Sizzling Beef and Broccoli Stir-Fry

cook 20 mins
  • 1 tablespoon vegetable or sesame oil
  • 150 g (5 oz) trimmed rump steak, cut into thin strips
  • 1 onion, sliced
  • 1 red pepper, cut into strips
  • 150 g (5 oz) broccoli, broken into small florets
  • small handful of bean sprouts (optional)
  • 175 g (6 oz) dried fine egg noodles
  • 120 g (3 3/4 oz) black bean stir-fry sauce, or similar
  • Heat the oil in a frying pan or wok and cook the steak over a medium-high heat for about 2 minutes, stirring occasionally, until browned, then remove with a slotted spoon and set aside.
  • Return the pan to the heat, adding a little extra oil if necessary, and stir-fry the onion and peppers for 2–3 minutes until they begin to soften.
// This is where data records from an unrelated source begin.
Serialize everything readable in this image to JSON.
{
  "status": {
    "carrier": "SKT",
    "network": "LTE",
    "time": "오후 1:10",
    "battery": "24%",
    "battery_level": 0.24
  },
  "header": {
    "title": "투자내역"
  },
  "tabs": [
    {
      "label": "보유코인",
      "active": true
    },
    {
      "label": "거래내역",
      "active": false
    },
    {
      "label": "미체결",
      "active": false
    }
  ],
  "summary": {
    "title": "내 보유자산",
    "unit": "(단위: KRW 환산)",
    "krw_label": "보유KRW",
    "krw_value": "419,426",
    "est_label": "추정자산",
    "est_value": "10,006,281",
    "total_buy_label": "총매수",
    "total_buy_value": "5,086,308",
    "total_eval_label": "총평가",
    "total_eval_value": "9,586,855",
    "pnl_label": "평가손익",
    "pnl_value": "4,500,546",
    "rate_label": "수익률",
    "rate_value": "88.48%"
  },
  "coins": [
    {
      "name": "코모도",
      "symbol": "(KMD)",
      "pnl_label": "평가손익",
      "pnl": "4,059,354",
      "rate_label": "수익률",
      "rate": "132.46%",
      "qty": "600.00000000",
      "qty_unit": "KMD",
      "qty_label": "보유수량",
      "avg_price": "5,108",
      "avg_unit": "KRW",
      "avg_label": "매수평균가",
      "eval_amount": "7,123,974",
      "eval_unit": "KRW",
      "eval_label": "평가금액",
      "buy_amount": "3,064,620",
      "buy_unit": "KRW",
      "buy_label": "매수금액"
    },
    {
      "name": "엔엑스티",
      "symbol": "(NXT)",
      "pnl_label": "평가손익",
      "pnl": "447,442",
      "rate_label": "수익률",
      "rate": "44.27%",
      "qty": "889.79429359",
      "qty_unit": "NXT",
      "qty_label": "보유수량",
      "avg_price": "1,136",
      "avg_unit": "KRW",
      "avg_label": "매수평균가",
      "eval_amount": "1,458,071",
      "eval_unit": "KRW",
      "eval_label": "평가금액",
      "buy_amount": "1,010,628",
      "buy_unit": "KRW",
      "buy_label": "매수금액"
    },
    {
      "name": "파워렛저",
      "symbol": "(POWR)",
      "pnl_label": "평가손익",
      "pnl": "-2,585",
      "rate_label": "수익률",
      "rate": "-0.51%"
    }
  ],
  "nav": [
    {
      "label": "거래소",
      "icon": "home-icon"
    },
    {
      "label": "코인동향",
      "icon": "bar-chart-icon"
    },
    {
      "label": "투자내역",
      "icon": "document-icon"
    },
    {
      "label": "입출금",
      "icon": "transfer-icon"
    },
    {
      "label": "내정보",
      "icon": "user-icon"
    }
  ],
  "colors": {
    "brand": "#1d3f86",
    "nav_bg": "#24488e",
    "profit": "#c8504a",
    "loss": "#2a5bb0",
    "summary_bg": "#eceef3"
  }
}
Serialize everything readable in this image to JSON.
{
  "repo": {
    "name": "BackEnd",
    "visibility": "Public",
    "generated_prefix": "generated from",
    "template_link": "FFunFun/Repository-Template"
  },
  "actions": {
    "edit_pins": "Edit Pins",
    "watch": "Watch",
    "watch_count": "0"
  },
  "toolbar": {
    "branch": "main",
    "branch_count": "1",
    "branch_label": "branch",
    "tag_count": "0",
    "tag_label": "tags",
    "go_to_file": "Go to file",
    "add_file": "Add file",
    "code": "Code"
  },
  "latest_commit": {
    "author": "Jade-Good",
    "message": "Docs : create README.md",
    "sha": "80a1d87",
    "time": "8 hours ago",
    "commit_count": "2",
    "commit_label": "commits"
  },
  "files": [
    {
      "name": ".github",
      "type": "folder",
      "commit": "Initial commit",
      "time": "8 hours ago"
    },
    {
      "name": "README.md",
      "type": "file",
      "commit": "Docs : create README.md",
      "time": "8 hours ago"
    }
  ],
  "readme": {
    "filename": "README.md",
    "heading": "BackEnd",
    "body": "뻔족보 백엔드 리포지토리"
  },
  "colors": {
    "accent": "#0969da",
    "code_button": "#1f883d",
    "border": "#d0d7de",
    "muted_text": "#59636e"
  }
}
Stir the broccoli into the pan and cook for a further 2 minutes, then add the bean sprouts, if using, and cook for 1–2 minutes, just until they begin to wilt.
  • Meanwhile, cook the noodles for about 3 minutes or according to the packet instructions until just tender.
  • Return the beef to the pan to reheat, add the black bean sauce, then tip the drained noodles into the pan and toss quickly to combine. Heap into 2 warmed bowls to serve.